Uma vez que a demanda 2 não tem a intenção de abrir espaço para salvaguarda, qual é o seu propósito?

O objetivo sempre foi barrar o descaminho, o acesso de produtos adulterados/falsificados e o subfaturamento. Está aí uma importante fatia de mercado que impede o crescimento e o desenvolvimento de todos os players que prezam pela seriedade, transparência e profissionalismo.

A posição da carta compromisso é clara ao negar estas barreiras. Agora, qual é a próxima ação da Uvibra, visto que o documento   protocolado junto ao Governo Federal permite interpretação indesejada?

Veja que a pauta endereçada para o Governo não é uma garantia de que o mesmo consentirá espontaneamente com nossos pleitos. Sempre existem inúmeras rodadas de conversa para esclarecimentos, argumentações, contra- argumentações, exposição de dados, pesquisas, estudos e análises de impacto econômico. A nossa intenção seria a provocação de uma reunião, antes de qualquer coisa. Mas como assumimos o compromisso público de não pleitear os temas que geraram interpretações dúbias, direcionaremos previamente para o Governo Federal a mesma nota de esclarecimento compartilhada nos veículos de comunicação e mesmo assim atualizaremos a pauta de reinvindicações para evitar novos mal-entendidos.
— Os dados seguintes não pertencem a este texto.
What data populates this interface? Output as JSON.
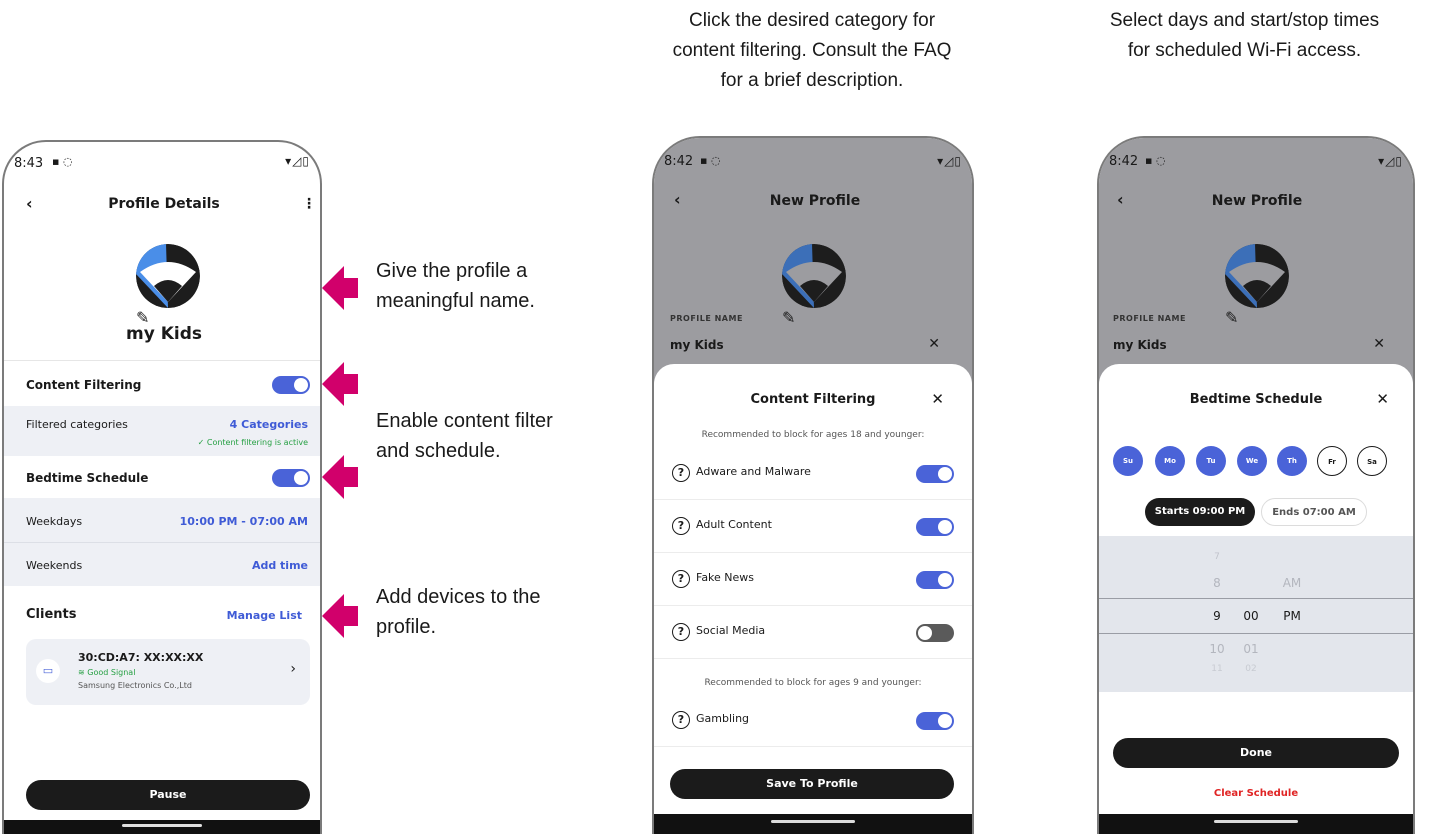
{
  "colors": {
    "accent": "#4a63d8",
    "arrow": "#d1006b",
    "success": "#27a044",
    "danger": "#e02424",
    "dark": "#1b1b1b"
  },
  "captions": {
    "content_filter": [
      "Click the desired category for",
      "content filtering. Consult the FAQ",
      "for a brief description."
    ],
    "schedule": [
      "Select days and start/stop times",
      "for scheduled Wi-Fi access."
    ]
  },
  "annotations": {
    "name": [
      "Give the profile a",
      "meaningful name."
    ],
    "enable": [
      "Enable content filter",
      "and schedule."
    ],
    "devices": [
      "Add devices to the",
      "profile."
    ]
  },
  "phone1": {
    "status_time": "8:43",
    "title": "Profile Details",
    "profile_name": "my Kids",
    "content_filtering_label": "Content Filtering",
    "filtered_categories_label": "Filtered categories",
    "filtered_categories_value": "4 Categories",
    "filter_active": "✓ Content filtering is active",
    "bedtime_label": "Bedtime Schedule",
    "weekdays_label": "Weekdays",
    "weekdays_value": "10:00 PM - 07:00 AM",
    "weekends_label": "Weekends",
    "weekends_value": "Add time",
    "clients_label": "Clients",
    "manage_list": "Manage List",
    "client": {
      "mac": "30:CD:A7: XX:XX:XX",
      "signal": "Good Signal",
      "vendor": "Samsung Electronics Co.,Ltd"
    },
    "pause": "Pause"
  },
  "phone2": {
    "status_time": "8:42",
    "title": "New Profile",
    "profile_name_label": "PROFILE NAME",
    "profile_name": "my Kids",
    "sheet_title": "Content Filtering",
    "hint_18": "Recommended to block for ages 18 and younger:",
    "categories": [
      {
        "label": "Adware and Malware",
        "enabled": true
      },
      {
        "label": "Adult Content",
        "enabled": true
      },
      {
        "label": "Fake News",
        "enabled": true
      },
      {
        "label": "Social Media",
        "enabled": false
      }
    ],
    "hint_9": "Recommended to block for ages 9 and younger:",
    "gambling": "Gambling",
    "save": "Save To Profile"
  },
  "phone3": {
    "status_time": "8:42",
    "title": "New Profile",
    "profile_name_label": "PROFILE NAME",
    "profile_name": "my Kids",
    "sheet_title": "Bedtime Schedule",
    "days": [
      {
        "label": "Su",
        "selected": true
      },
      {
        "label": "Mo",
        "selected": true
      },
      {
        "label": "Tu",
        "selected": true
      },
      {
        "label": "We",
        "selected": true
      },
      {
        "label": "Th",
        "selected": true
      },
      {
        "label": "Fr",
        "selected": false
      },
      {
        "label": "Sa",
        "selected": false
      }
    ],
    "starts": "Starts 09:00 PM",
    "ends": "Ends 07:00 AM",
    "picker": {
      "hour_above2": "7",
      "hour_above": "8",
      "ampm_above": "AM",
      "hour": "9",
      "minute": "00",
      "ampm": "PM",
      "hour_below": "10",
      "minute_below": "01",
      "hour_below2": "11",
      "minute_below2": "02"
    },
    "done": "Done",
    "clear": "Clear Schedule"
  }
}
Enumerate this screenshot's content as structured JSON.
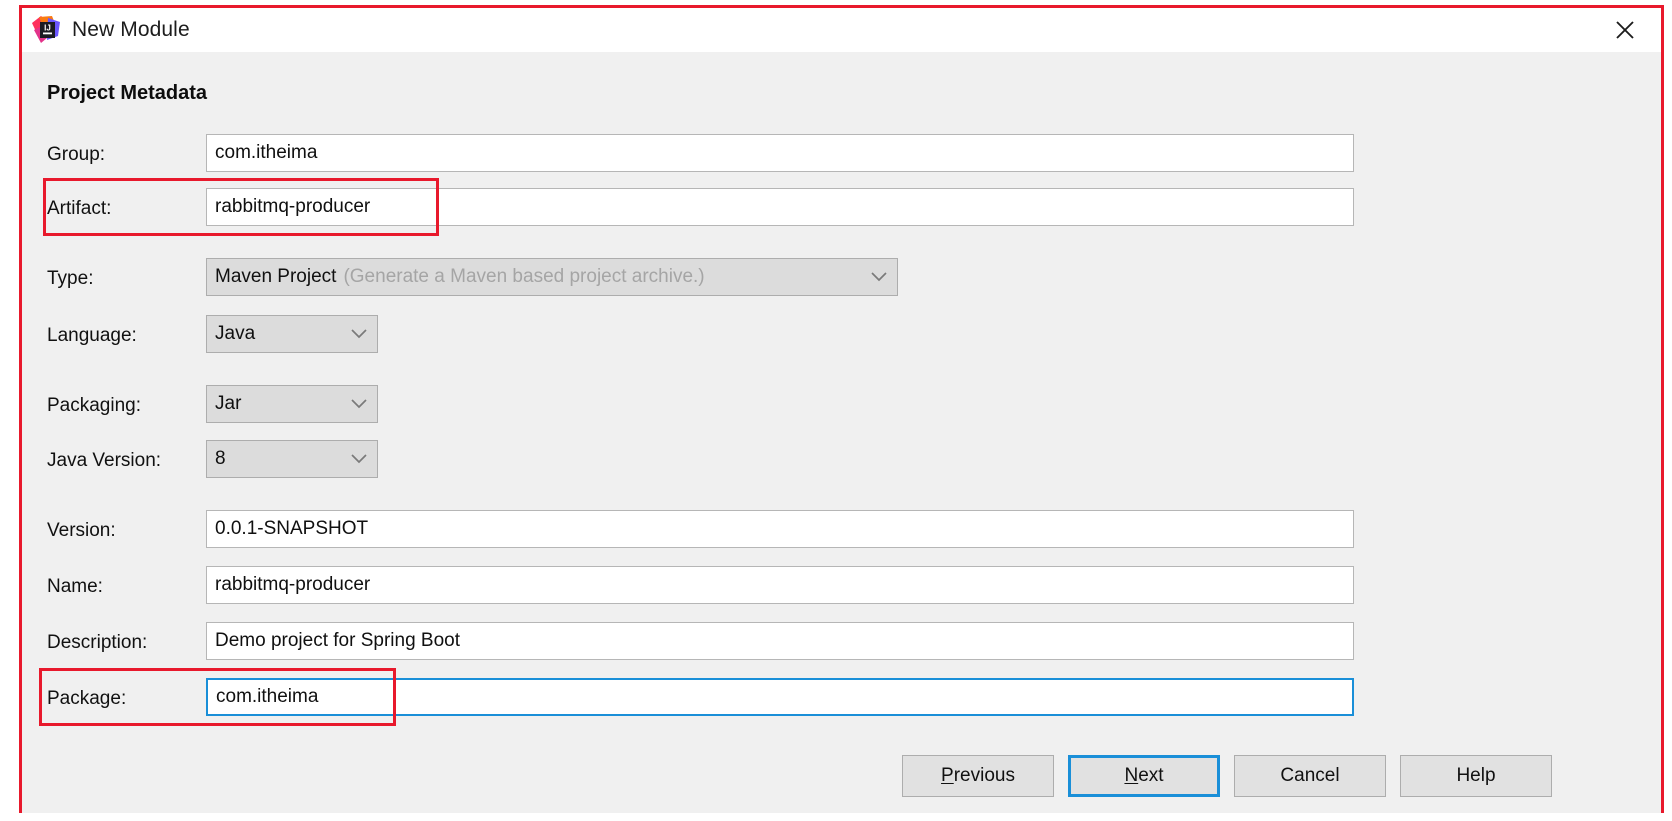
{
  "window": {
    "title": "New Module",
    "logo_icon": "intellij-idea-logo",
    "close_icon": "close-x-icon"
  },
  "section": {
    "heading": "Project Metadata"
  },
  "colors": {
    "annotation_red": "#e8192c",
    "focus_blue": "#1a8fd8",
    "dialog_bg": "#f0f0f0",
    "combo_bg": "#dcdcdc",
    "hint_grey": "#a5a5a5"
  },
  "fields": {
    "group": {
      "label": "Group:",
      "value": "com.itheima"
    },
    "artifact": {
      "label": "Artifact:",
      "value": "rabbitmq-producer"
    },
    "type": {
      "label": "Type:",
      "value": "Maven Project",
      "hint": "(Generate a Maven based project archive.)",
      "chevron_icon": "chevron-down-icon"
    },
    "language": {
      "label": "Language:",
      "value": "Java",
      "chevron_icon": "chevron-down-icon"
    },
    "packaging": {
      "label": "Packaging:",
      "value": "Jar",
      "chevron_icon": "chevron-down-icon"
    },
    "java_version": {
      "label": "Java Version:",
      "value": "8",
      "chevron_icon": "chevron-down-icon"
    },
    "version": {
      "label": "Version:",
      "value": "0.0.1-SNAPSHOT"
    },
    "name": {
      "label": "Name:",
      "value": "rabbitmq-producer"
    },
    "description": {
      "label": "Description:",
      "value": "Demo project for Spring Boot"
    },
    "package": {
      "label": "Package:",
      "value": "com.itheima"
    }
  },
  "buttons": {
    "previous": {
      "mnemonic": "P",
      "rest": "revious"
    },
    "next": {
      "mnemonic": "N",
      "rest": "ext"
    },
    "cancel": {
      "label": "Cancel"
    },
    "help": {
      "label": "Help"
    }
  }
}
Existem, no entanto, demandas na carta entregue ao Governo Federal que, ao nosso ver, são claras e justas. Uma vez descartada a interpretação de pedido de protecionismo, como podemos atacar o inimigo real da indústria que é o descaminho (contrabando)?

Acredita-se que o volume informal proveniente do descaminho é muito superior à produção nacional de vinhos finos. O primeiro grande passo é um investimento público na estrutura fronteiriça do país. O segundo é a conscientização do mercado em não revender estes produtos. Por fim, o nosso papel como consumidor: queremos alimentar algo que não gera impostos, que não é reinvestido no país e que pode muito bem ser falsificado e denegrir a imagem da bebida?
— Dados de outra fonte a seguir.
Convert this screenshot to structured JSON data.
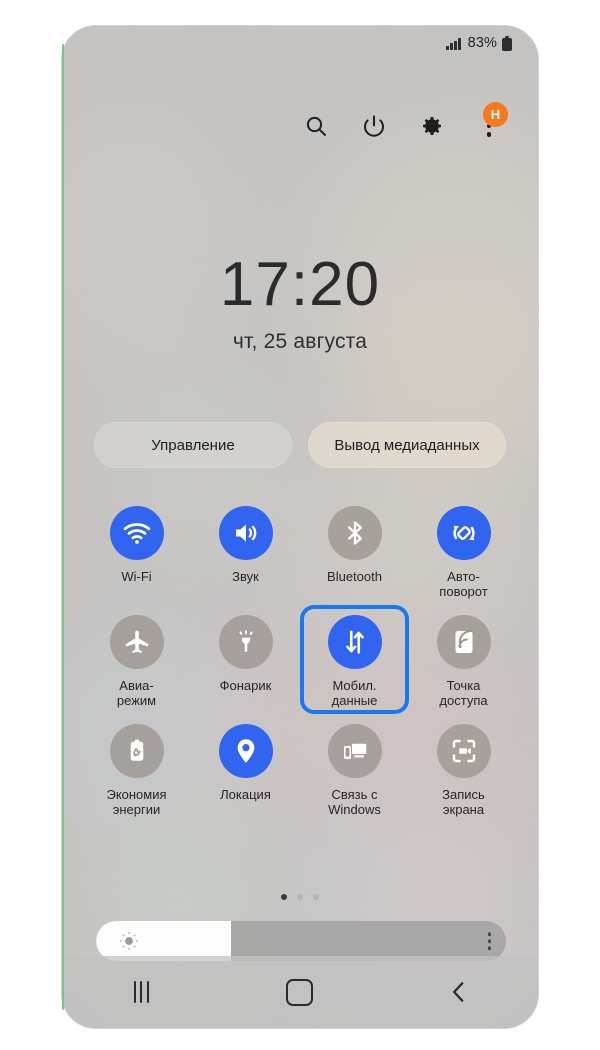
{
  "status_bar": {
    "signal_icon": "signal-bars-icon",
    "battery_percent": "83%",
    "battery_icon": "battery-icon"
  },
  "header": {
    "icons": [
      {
        "name": "search-icon",
        "label": "Поиск"
      },
      {
        "name": "power-icon",
        "label": "Питание"
      },
      {
        "name": "settings-gear-icon",
        "label": "Настройки"
      }
    ],
    "menu_icon": "more-options-kebab-icon",
    "avatar_letter": "H"
  },
  "clock": {
    "time": "17:20",
    "date": "чт, 25 августа"
  },
  "pills": [
    {
      "label": "Управление"
    },
    {
      "label": "Вывод медиаданных"
    }
  ],
  "tiles": [
    {
      "label": "Wi-Fi",
      "icon": "wifi-icon",
      "active": true,
      "selected": false
    },
    {
      "label": "Звук",
      "icon": "sound-icon",
      "active": true,
      "selected": false
    },
    {
      "label": "Bluetooth",
      "icon": "bluetooth-icon",
      "active": false,
      "selected": false
    },
    {
      "label": "Авто-\nповорот",
      "icon": "auto-rotate-icon",
      "active": true,
      "selected": false
    },
    {
      "label": "Авиа-\nрежим",
      "icon": "airplane-icon",
      "active": false,
      "selected": false
    },
    {
      "label": "Фонарик",
      "icon": "flashlight-icon",
      "active": false,
      "selected": false
    },
    {
      "label": "Мобил.\nданные",
      "icon": "mobile-data-icon",
      "active": true,
      "selected": true
    },
    {
      "label": "Точка\nдоступа",
      "icon": "hotspot-icon",
      "active": false,
      "selected": false
    },
    {
      "label": "Экономия\nэнергии",
      "icon": "battery-saver-icon",
      "active": false,
      "selected": false
    },
    {
      "label": "Локация",
      "icon": "location-pin-icon",
      "active": true,
      "selected": false
    },
    {
      "label": "Связь с\nWindows",
      "icon": "link-to-windows-icon",
      "active": false,
      "selected": false
    },
    {
      "label": "Запись\nэкрана",
      "icon": "screen-record-icon",
      "active": false,
      "selected": false
    }
  ],
  "page_dots": {
    "count": 3,
    "active_index": 0
  },
  "brightness": {
    "value_percent": 33,
    "sun_icon": "brightness-sun-icon",
    "menu_icon": "brightness-options-kebab-icon"
  },
  "nav_bar": {
    "recents_label": "recents-button",
    "home_label": "home-button",
    "back_label": "back-button"
  },
  "colors": {
    "accent_blue": "#3165ef",
    "selection_blue": "#1878f0",
    "avatar_orange": "#f4791f",
    "tile_off_gray": "#98928c"
  }
}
O sr. pode nos falar sobre o Modervitis, uma contrapartida para o acordo de zerar o Imposto de Importação da Comunidade Europeia?

O Modervitis, acima de tudo, é fruto da compreensão do Governo Federal sobre a real situação econômica do setor vinícola nacional. Em determinado encontro, fomos questionados de porquê tantas vinícolas cessaram operações ao longo dos últimos anos? Embora pouco representativo em termos econômicos o papel social do setor é muito importante, especialmente, para a região Sul do país. São mais 100 mil pessoas que dependem da cadeia vitivinícola. O Modervitis está em fase avançada junto ao Governo e ele garantirá, por tempo determinado, o reinvestimento da arrecadação de determinados impostos federais para a modernização do setor vinícola nacional. Acreditamos que em breve teremos acesso à minuta final e poderemos apresentar maiores detalhes.

Dito tudo isso, qual é o caminho geral para uma união da indústria em torno do aumento do consumo do vinho no Brasil e outras pautas construtivas?

Existe um pensamento coletivo muito forte em prol da qualificação constante de nossos produtos, seja por meio de remanejo de vinhedos, aprimoramentos técnicos ou novas tecnologias. Essa é a base. As novas pautas, certamente, serão cada vez mais transparentes, ponderadas e discutidas com os diversos players do mercado. Como falamos, não temos interesse e não iremos boicotar importações, e esperamos que não o façam contra nós.